La necessita’ di prevenire un attacco israeliano contro le installazioni atomiche in Iran prima delle elezioni presidenziali negli Stati Uniti e’ la molla che ha spinto il segretario alla difesa Leon Panetta a tornare a visitare Israele, per la seconda volta in dieci mesi. E’ questa la sensazione diffusa fra gli analisti locali in vista degli incontri che Panetta avra’ domani con il premier Benyamin Netanyahu e con il ministro della difesa Ehud Barak.
Oggi, il numero uno del Pentagono era al Cairo, dove per la prima volta ha visto il presidente egiziano Mohamed Morsi ed il capo del Consiglio Militare, Hussein Tantawi. I colloqui, secondo l’agenzia Mena, sono stati ‘costruttivi’e Panetta ha espresso il forte sostegno Usa alla transizione ‘pacifica e legale verso un regime democratico’. In una conferenza stampa al Cairo, Panetta ha escluso l’intenzione di discutere di ‘eventuali piani di attacco’ contro l’Iran, ma si è detto pronto a ‘parlare di come rispondere a diverse situazioni’.
Sotto la luce dei riflettori, il successo della visita di Panetta in Israele e’ stato gia’ propiziato da un accordo importante di cooperazione militare, firmato nei giorni scorsi dal presidente Barack Obama. Dietro le quinte, il terreno viene intanto preparato per il ministro da fughe di notizie mirate, che fanno grandi titoli sulla stampa israeliana. Giorni fa Haaretz ha rivelato che i piani dettagliati per un possibile attacco all’Iran, elaborati dal Pentagono, sono stati illustrati due settimane fa a Netanyahu da Tom Donilon, il consigliere per la sicurezza nazionale. Oggi Yediot Ahronot sostiene che Obama si e’ fissato una scadenza di 18 mesi. Se a quel punto non restera’ alcuna altra opzione, gli Stati Uniti attaccheranno l’Iran ‘con tutta la loro potenza’. Ma nel frattempo – e’ il consiglio che Panetta porta probabilmente con se’ – e’ necessario consentire che le pressioni economiche e diplomatiche diano il loro frutto. In un incontro col candidato repubblicano Mitt Romney, Netanyahu ha lamentato che finora le sanzioni non hanno ritardato i progetti nucleari iraniani ‘nemmeno in misura infinitesimale’. Da parte sua Barak segue con crescente apprensione le attivita’ iraniane di protezione dei loro stabilimenti piu’ delicati, anche nelle viscere della terra. ‘Lo spazio di immunita’ ‘ – cosi’ ha definito questo stato di cose – si accorcia. Ogni mese che passa, per l’aviazione israeliana e’ sempre piu’ difficile realizzare con successo la neutralizzazione (anche temporanea) dei progetti iraniani.

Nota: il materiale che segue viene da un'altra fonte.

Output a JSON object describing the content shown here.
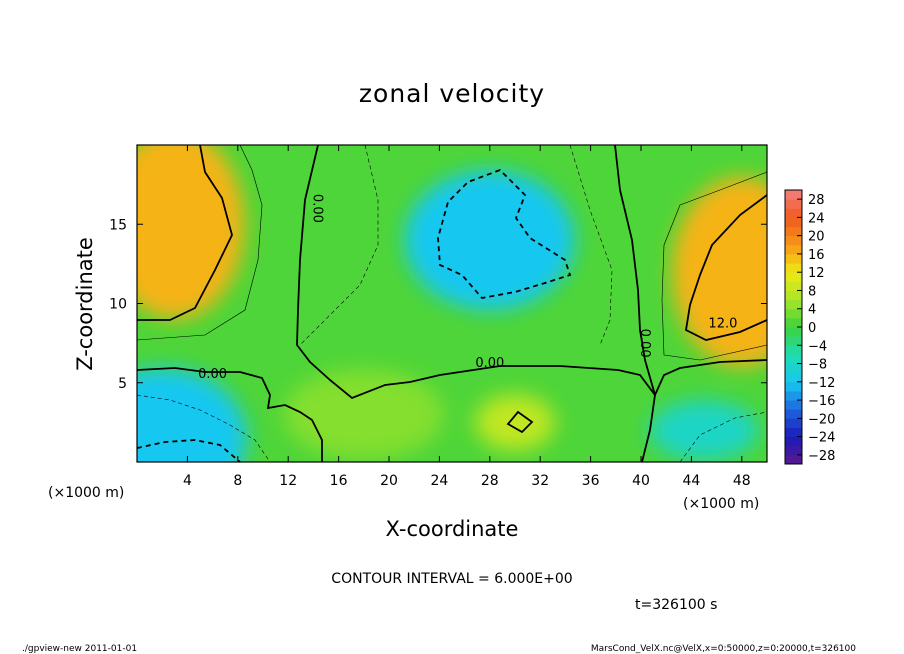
{
  "chart_data": {
    "type": "heatmap",
    "title": "zonal velocity",
    "xlabel": "X-coordinate",
    "ylabel": "Z-coordinate",
    "x_unit_label": "(×1000 m)",
    "y_unit_label": "(×1000 m)",
    "xlim": [
      0,
      50
    ],
    "ylim": [
      0,
      20
    ],
    "x_ticks": [
      4,
      8,
      12,
      16,
      20,
      24,
      28,
      32,
      36,
      40,
      44,
      48
    ],
    "y_ticks": [
      5,
      10,
      15
    ],
    "colorbar": {
      "ticks": [
        28,
        24,
        20,
        16,
        12,
        8,
        4,
        0,
        -4,
        -8,
        -12,
        -16,
        -20,
        -24,
        -28
      ],
      "range": [
        -30,
        30
      ]
    },
    "contour_interval_text": "CONTOUR INTERVAL = 6.000E+00",
    "contour_labels": [
      {
        "text": "0.00",
        "x": 14,
        "z": 16
      },
      {
        "text": "0.00",
        "x": 6,
        "z": 5.3
      },
      {
        "text": "0.00",
        "x": 28,
        "z": 6
      },
      {
        "text": "0.00",
        "x": 40,
        "z": 7.5
      },
      {
        "text": "12.0",
        "x": 46.5,
        "z": 8.5
      }
    ],
    "time_label": "t=326100 s",
    "features": [
      {
        "x": 3,
        "z": 15,
        "value": 16
      },
      {
        "x": 48,
        "z": 12,
        "value": 16
      },
      {
        "x": 28,
        "z": 14,
        "value": -12
      },
      {
        "x": 30,
        "z": 2.5,
        "value": 8
      },
      {
        "x": 2,
        "z": 1.5,
        "value": -12
      },
      {
        "x": 45,
        "z": 2,
        "value": -8
      },
      {
        "x": 18,
        "z": 3,
        "value": 4
      }
    ]
  },
  "footer": {
    "left": "./gpview-new   2011-01-01",
    "right": "MarsCond_VelX.nc@VelX,x=0:50000,z=0:20000,t=326100"
  }
}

La sensazione che Netanyahu e Barak siano inclini a rompere gli indugi si e’ rafforzata la settimana scorsa quando il leader di Kadima, Shaul Mofaz, ha detto che il suo partito ‘non vuole trovarsi coinvolto in avventure che metterebbero in pericolo il futuro dei nostri giovani, il futuro dei nostri cittadini e il futuro di Israele’. Oggi la stampa sostiene che lo stesso capo di stato maggiore, il generale Beny Gantz, si oppone ad un attacco israeliano senza una adeguata copertura degli Stati Uniti. Gantz si e’ poi dissociato da quelle informazioni.
In questo contesto Panetta dira’ prevedibilmente ai dirigenti israeliani che allo stato attuale non esiste una legittimita’ internazionale per un attacco preventivo israeliano. Secondo gli Stati Uniti, non esiste nemmeno una urgenza assoluta. Sulla questione centrale – se cioe’ Israele abbia oggi la capacita’ di agire da solo contro le infrastrutture nucleari in Iran – gli americani (secondo Yediot Ahronot) giudicano che otterrebbe solo ‘risultati ragionevoli, niente di piu’ ‘. Ma nel ‘Day After’ – avvertono – Israele dovrebbe vedersela da solo con la temibile reazione iraniana.